Music Reviews
Three Easy Pieces

Buffalo Tom Three Easy Pieces

(New West) Rating - 7/10

The Boston-bred (Somerville, actually) trio Buffalo Tom try to reconnect with their ageing, alt-rock demo on Three Easy Pieces. No small feat for a band who pretty much disappeared (save for an annual hometown show) off the 'college-rock' radar a decade back when their last studio release Smitten, failed to garner the accolades of the band's earlier albums. On their sixth studio release (not counting a pair of best-of/unreleased comps) a matured Buffalo Tom continues the pattern of mid-tempo American love songs, accentuated with a paternal feel courtesy of family-man Bill Janovitz.

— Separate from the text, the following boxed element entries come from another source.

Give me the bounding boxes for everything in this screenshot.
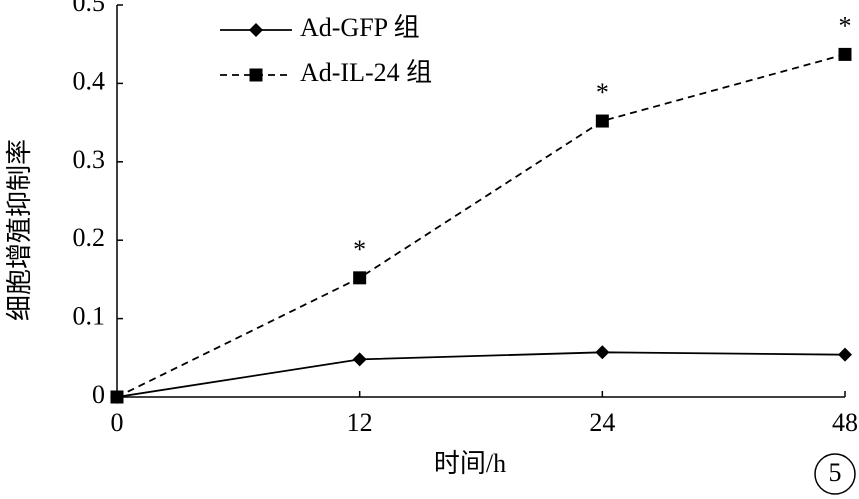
marker — [353, 271, 367, 285]
series-line — [116, 351, 846, 398]
y-axis-label: 细胞增殖抑制率 — [5, 139, 34, 321]
y-tick-label: 0.1 — [73, 302, 106, 331]
significance-label: * — [596, 78, 609, 107]
y-tick-label: 0.5 — [73, 0, 106, 17]
y-tick-label: 0 — [92, 380, 105, 409]
marker — [838, 47, 852, 61]
panel-circle — [814, 453, 856, 495]
x-tick-label: 12 — [347, 408, 373, 437]
significance-label: * — [839, 11, 852, 40]
marker — [110, 390, 124, 404]
x-axis-label: 时间/h — [434, 449, 506, 478]
x-tick-label: 24 — [589, 408, 615, 437]
marker — [595, 345, 610, 360]
marker — [249, 68, 263, 82]
marker — [838, 347, 852, 362]
significance-label: * — [353, 235, 366, 264]
legend-label: Ad-GFP 组 — [300, 13, 420, 42]
y-tick-label: 0.4 — [73, 66, 106, 95]
panel-label: 5 — [829, 458, 842, 487]
y-tick-label: 0.3 — [73, 145, 106, 174]
series-line — [116, 53, 846, 398]
x-tick-label: 48 — [832, 408, 858, 437]
marker — [595, 114, 609, 128]
x-tick-label: 0 — [111, 408, 124, 437]
marker — [352, 352, 367, 367]
y-tick-label: 0.2 — [73, 223, 106, 252]
marker — [249, 23, 263, 37]
legend-label: Ad-IL-24 组 — [300, 58, 432, 87]
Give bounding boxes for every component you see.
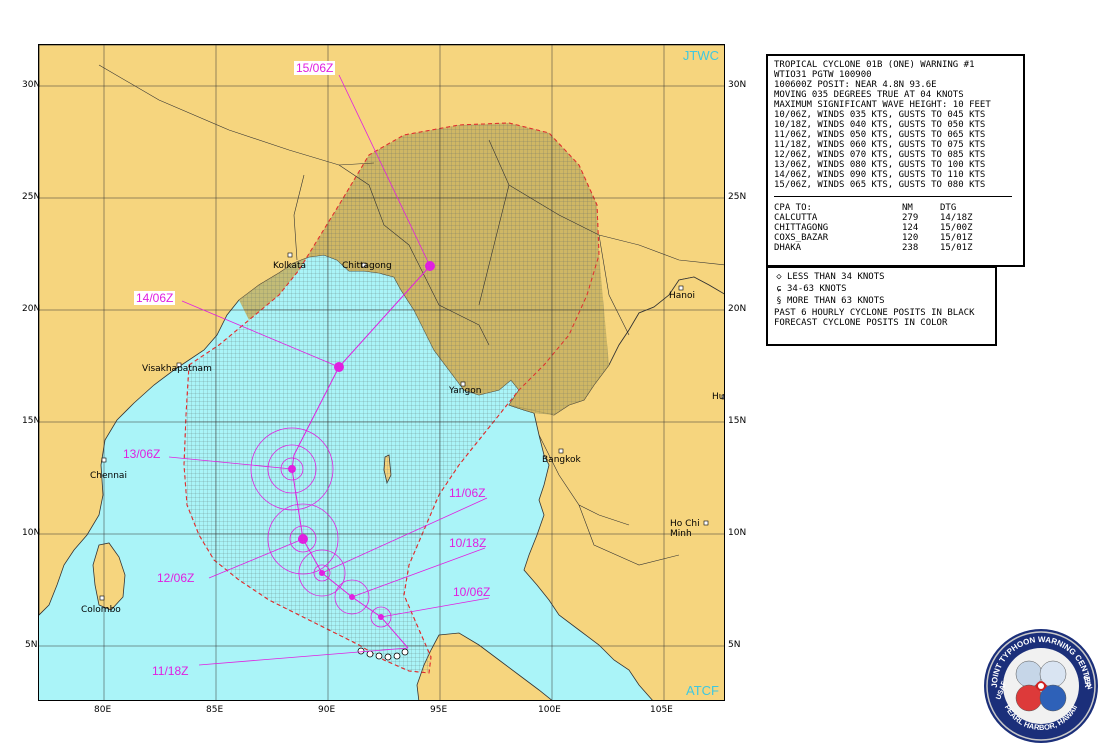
storm-open-icon: ɕ — [776, 284, 782, 294]
cpa-place: DHAKA — [774, 243, 802, 253]
forecast-label: 10/06Z — [453, 585, 491, 599]
forecast-label: 12/06Z — [157, 571, 195, 585]
forecast-label: 15/06Z — [294, 61, 336, 75]
cpa-nm: 120 — [902, 233, 919, 243]
cpa-dtg: 15/01Z — [940, 233, 973, 243]
cpa-row: COXS_BAZAR 120 15/01Z — [774, 233, 1017, 243]
city-label: Chittagong — [342, 261, 392, 271]
warning-line: 100600Z POSIT: NEAR 4.8N 93.6E — [774, 80, 937, 90]
cpa-dtg: 15/01Z — [940, 243, 973, 253]
city-label: Hue — [712, 392, 725, 402]
cpa-place: CALCUTTA — [774, 213, 818, 223]
cpa-header: CPA TO: NM DTG — [774, 203, 1017, 213]
lat-label-right: 15N — [728, 416, 747, 426]
agency-label: JTWC — [682, 48, 719, 63]
cpa-dtg: 14/18Z — [940, 213, 973, 223]
city-label: Bangkok — [542, 455, 581, 465]
lat-label: 25N — [22, 192, 41, 202]
city-label: Hanoi — [669, 291, 695, 301]
warning-line: 15/06Z, WINDS 065 KTS, GUSTS TO 080 KTS — [774, 180, 986, 190]
city-label: Yangon — [449, 386, 482, 396]
forecast-label: 10/18Z — [449, 536, 487, 550]
cpa-row: DHAKA 238 15/01Z — [774, 243, 1017, 253]
divider — [774, 196, 1012, 197]
storm-filled-icon: § — [776, 296, 782, 306]
legend-panel: ◇ LESS THAN 34 KNOTS ɕ 34-63 KNOTS § MOR… — [766, 266, 997, 346]
warning-line: 13/06Z, WINDS 080 KTS, GUSTS TO 100 KTS — [774, 160, 986, 170]
lat-label-right: 30N — [728, 80, 747, 90]
forecast-label: 11/06Z — [449, 486, 486, 500]
lon-label: 90E — [318, 705, 336, 715]
cpa-place: CHITTAGONG — [774, 223, 829, 233]
forecast-label: 13/06Z — [123, 447, 161, 461]
forecast-map: Kolkata Chittagong Hanoi Visakhapatnam Y… — [38, 44, 725, 701]
legend-text: LESS THAN 34 KNOTS — [787, 272, 885, 282]
cpa-row: CALCUTTA 279 14/18Z — [774, 213, 1017, 223]
lat-label-right: 25N — [728, 192, 747, 202]
legend-note: PAST 6 HOURLY CYCLONE POSITS IN BLACK — [774, 308, 975, 318]
warning-line: 11/06Z, WINDS 050 KTS, GUSTS TO 065 KTS — [774, 130, 986, 140]
cpa-header-nm: NM — [902, 203, 913, 213]
cpa-dtg: 15/00Z — [940, 223, 973, 233]
cpa-row: CHITTAGONG 124 15/00Z — [774, 223, 1017, 233]
city-label: Ho Chi Minh — [670, 519, 700, 539]
lat-label: 10N — [22, 528, 41, 538]
cpa-nm: 238 — [902, 243, 919, 253]
lat-label: 15N — [22, 416, 41, 426]
cpa-nm: 279 — [902, 213, 919, 223]
seal-text-right: USN — [1081, 674, 1093, 690]
warning-line: 12/06Z, WINDS 070 KTS, GUSTS TO 085 KTS — [774, 150, 986, 160]
warning-line: 14/06Z, WINDS 090 KTS, GUSTS TO 110 KTS — [774, 170, 986, 180]
warning-line: 11/18Z, WINDS 060 KTS, GUSTS TO 075 KTS — [774, 140, 986, 150]
lat-label: 30N — [22, 80, 41, 90]
borders — [98, 64, 724, 566]
lat-label: 5N — [25, 640, 38, 650]
jtwc-seal: JOINT TYPHOON WARNING CENTER PEARL HARBO… — [983, 628, 1099, 744]
warning-line: MAXIMUM SIGNIFICANT WAVE HEIGHT: 10 FEET — [774, 100, 991, 110]
map-canvas — [39, 45, 724, 700]
cpa-header-dtg: DTG — [940, 203, 957, 213]
cpa-nm: 124 — [902, 223, 919, 233]
warning-line: TROPICAL CYCLONE 01B (ONE) WARNING #1 — [774, 60, 975, 70]
legend-item: ɕ 34-63 KNOTS — [774, 283, 989, 295]
lon-label: 85E — [206, 705, 224, 715]
warning-line: 10/18Z, WINDS 040 KTS, GUSTS TO 050 KTS — [774, 120, 986, 130]
forecast-label: 14/06Z — [134, 291, 176, 305]
city-label: Visakhapatnam — [142, 364, 212, 374]
forecast-label: 11/18Z — [152, 664, 189, 678]
lat-label-right: 20N — [728, 304, 747, 314]
city-markers — [99, 252, 724, 601]
lon-label: 80E — [94, 705, 112, 715]
forecast-track — [168, 74, 490, 666]
city-label: Kolkata — [273, 261, 307, 271]
legend-text: MORE THAN 63 KNOTS — [787, 296, 885, 306]
graticule — [39, 45, 724, 700]
legend-note: FORECAST CYCLONE POSITS IN COLOR — [774, 318, 948, 328]
legend-item: § MORE THAN 63 KNOTS — [774, 295, 989, 307]
city-label: Colombo — [81, 605, 121, 615]
warning-panel: TROPICAL CYCLONE 01B (ONE) WARNING #1 WT… — [766, 54, 1025, 267]
cpa-header-label: CPA TO: — [774, 203, 812, 213]
warning-line: 10/06Z, WINDS 035 KTS, GUSTS TO 045 KTS — [774, 110, 986, 120]
legend-text: 34-63 KNOTS — [787, 284, 847, 294]
legend-item: ◇ LESS THAN 34 KNOTS — [774, 271, 989, 283]
lon-label: 105E — [650, 705, 673, 715]
cpa-place: COXS_BAZAR — [774, 233, 829, 243]
lat-label: 20N — [22, 304, 41, 314]
source-label: ATCF — [686, 683, 719, 698]
lon-label: 95E — [430, 705, 448, 715]
diamond-icon: ◇ — [776, 272, 782, 282]
warning-line: WTIO31 PGTW 100900 — [774, 70, 872, 80]
lon-label: 100E — [538, 705, 561, 715]
warning-line: MOVING 035 DEGREES TRUE AT 04 KNOTS — [774, 90, 964, 100]
lat-label-right: 5N — [728, 640, 741, 650]
lat-label-right: 10N — [728, 528, 747, 538]
city-label: Chennai — [90, 471, 127, 481]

Bad Phone Call is a somewhat curious way to open the album, a bit mellower than expected, with the raspy, instantly identifiable Janovitz trading off and well-complementing bassist/part-time crooner Chris Colbourn. Good Girl and the title track both evoke the punchy pop that adorned Sleep Eyed. September Shirt and Bottom of the Rain showcase BT at their best, a little bit melancholy and a lot of fun (with riffs that closely recall the Big Red Letter Day classic Sodajerk). On Bottom Janovitz howls "Where'd they go? Where are all those golden years?" Janovitz pulls heavy on the heartstrings with Gravity and Lost Downtown, while sad-sack tracks like Pendleton and could be considered Smitten B-sides (not necessarily a great thing).

The mid-tempo CC and Callas finds the young-at-heart Chris Coburn singing "these are the things that I miss the most/holding your hand in falling snow/singing along to the Rolling Stones - these are the best times." Hearts of Palm and the country twang of closing track Thrown are vintage, harmonious slow jams (the former on par with the likes of Frozen Lake from 1992's Let Me Come Over) "I am a lucky man, glass of wine in my hand." Yet you won't find another barn-burner such as Birdbrain or Velvet Roof here, mainly because they've been there/done that over fifteen years ago.

With Buffalo Tom there is no revolving door of band members and it shows; the tight-knit unit has evolved their power-pop craft over the past twenty years. And although Buffalo Tom will certainly never set the music world aflame with their lyrical content ("it's just a lil haiku to say how much I like you" is about as good as it'll get), Three Easy Pieces proves that getting old never sounded so good.